Per questo la rottura di Renzi con il passato e la sua battaglia culturale dentro il partito sono così importanti: perché non si può cambiare l’Italia senza prima cambiare il Pd. Va da sé che le alleanze, con il proporzionale, si faranno dopo le elezioni. Ma il piano della cultura politica (cioè quell’insieme di idee, principi, valori, intessi sociali da tutelare, a cui attinge un organismo politico per definire le proprie scelte) è più decisivo che mai. É la base su cui costruire alleanze e progetti di governo per il paese. Specie adesso che la divisione tradizionale (novecentesca) fra destra e sinistra è rimpiazzata da un’altra linea di frattura, che taglia trasversalmente gli schieramenti consolidati e che contrappone i “sovranisti” agli “europeisti”. Ed è solo attraverso una cultura politica buona per l’oggi che si possono rilegittimare la politica e i partiti. Non è forse questa la novità del Macron «et de droite et de gauche»?
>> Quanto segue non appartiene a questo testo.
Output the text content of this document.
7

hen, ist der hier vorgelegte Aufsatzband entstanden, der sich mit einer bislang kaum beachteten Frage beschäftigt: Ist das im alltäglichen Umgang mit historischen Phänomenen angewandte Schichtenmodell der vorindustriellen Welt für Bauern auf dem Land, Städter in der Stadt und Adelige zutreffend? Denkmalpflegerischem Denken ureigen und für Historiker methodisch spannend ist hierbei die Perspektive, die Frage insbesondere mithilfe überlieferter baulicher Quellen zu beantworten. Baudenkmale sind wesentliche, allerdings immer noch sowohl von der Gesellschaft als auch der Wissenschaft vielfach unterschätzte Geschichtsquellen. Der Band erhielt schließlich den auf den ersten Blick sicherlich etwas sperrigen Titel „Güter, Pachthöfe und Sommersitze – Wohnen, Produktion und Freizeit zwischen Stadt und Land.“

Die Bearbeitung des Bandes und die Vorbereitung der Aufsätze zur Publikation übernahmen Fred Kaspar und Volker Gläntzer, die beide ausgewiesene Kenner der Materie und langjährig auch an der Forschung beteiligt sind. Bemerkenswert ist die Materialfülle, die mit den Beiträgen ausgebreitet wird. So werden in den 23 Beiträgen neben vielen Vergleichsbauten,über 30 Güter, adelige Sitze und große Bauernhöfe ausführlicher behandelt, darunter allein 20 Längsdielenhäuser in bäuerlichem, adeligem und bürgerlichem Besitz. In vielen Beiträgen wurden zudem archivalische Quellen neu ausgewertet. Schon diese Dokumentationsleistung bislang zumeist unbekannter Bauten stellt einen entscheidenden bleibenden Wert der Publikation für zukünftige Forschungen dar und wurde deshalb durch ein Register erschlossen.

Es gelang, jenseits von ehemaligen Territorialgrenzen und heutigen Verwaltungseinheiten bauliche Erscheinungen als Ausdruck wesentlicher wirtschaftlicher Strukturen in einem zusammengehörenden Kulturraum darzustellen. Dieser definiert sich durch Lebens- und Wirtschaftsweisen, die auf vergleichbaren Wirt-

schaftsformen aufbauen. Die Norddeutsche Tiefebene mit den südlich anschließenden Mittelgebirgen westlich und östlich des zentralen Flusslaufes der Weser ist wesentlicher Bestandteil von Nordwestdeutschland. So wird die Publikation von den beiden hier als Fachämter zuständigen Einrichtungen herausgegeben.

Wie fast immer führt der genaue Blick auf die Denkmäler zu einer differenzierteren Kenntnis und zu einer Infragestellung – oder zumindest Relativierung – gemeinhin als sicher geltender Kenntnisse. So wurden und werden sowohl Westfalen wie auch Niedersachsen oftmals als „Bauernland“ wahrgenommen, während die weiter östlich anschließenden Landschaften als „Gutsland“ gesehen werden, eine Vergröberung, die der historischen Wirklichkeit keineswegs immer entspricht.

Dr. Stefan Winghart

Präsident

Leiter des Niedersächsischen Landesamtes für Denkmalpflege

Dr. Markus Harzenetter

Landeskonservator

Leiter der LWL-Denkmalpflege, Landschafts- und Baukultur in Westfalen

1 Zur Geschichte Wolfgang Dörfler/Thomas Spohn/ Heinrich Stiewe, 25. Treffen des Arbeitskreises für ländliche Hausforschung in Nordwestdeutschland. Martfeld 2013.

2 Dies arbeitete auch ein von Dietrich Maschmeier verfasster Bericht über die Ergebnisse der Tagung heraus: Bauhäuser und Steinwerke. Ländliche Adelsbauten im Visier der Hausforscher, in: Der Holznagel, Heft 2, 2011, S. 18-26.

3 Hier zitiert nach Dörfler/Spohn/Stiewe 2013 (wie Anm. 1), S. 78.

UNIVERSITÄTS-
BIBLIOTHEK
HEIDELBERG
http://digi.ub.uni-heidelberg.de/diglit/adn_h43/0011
Senza contare che la bocciatura della riforma rende più complicata ma più urgente la transizione a una forma di governo efficiente. Anche perché con questo sistema l’Italia prima o poi finirà per sbattere la testa contro il muro. E siamo sempre lì: o si sceglie il modello del «populismo democratico» o quello della «partitocrazia» (inevitabilmente) pervasiva. Resto dell’opinione che il populismo democratico, per dirla con Luciano Cafagna, «avrebbe corrisposto meglio all’animo profondo del Paese» e «avrebbe favorito di più lo sviluppo di una sinistra in sintonia con il suo popolo e autenticamente riformista» e che tocchi al Pd prendere il toro per le corna e chiedere una riforma del governo in senso semipresidenziale, con doppio turno per l’elezione del Parlamento. Prendendo atto fino in fondo che oggi che l’identificazione e l’appartenenza (all’ideologia, all’utopia, alla morale del partito) non ci sono più, l’unica strada praticabile è quella di esaltare la possibilità della scelta, la responsabilità della scelta, l’esercizio della cittadinanza nello Stato. Non è per questo che abbiamo scelto le primarie?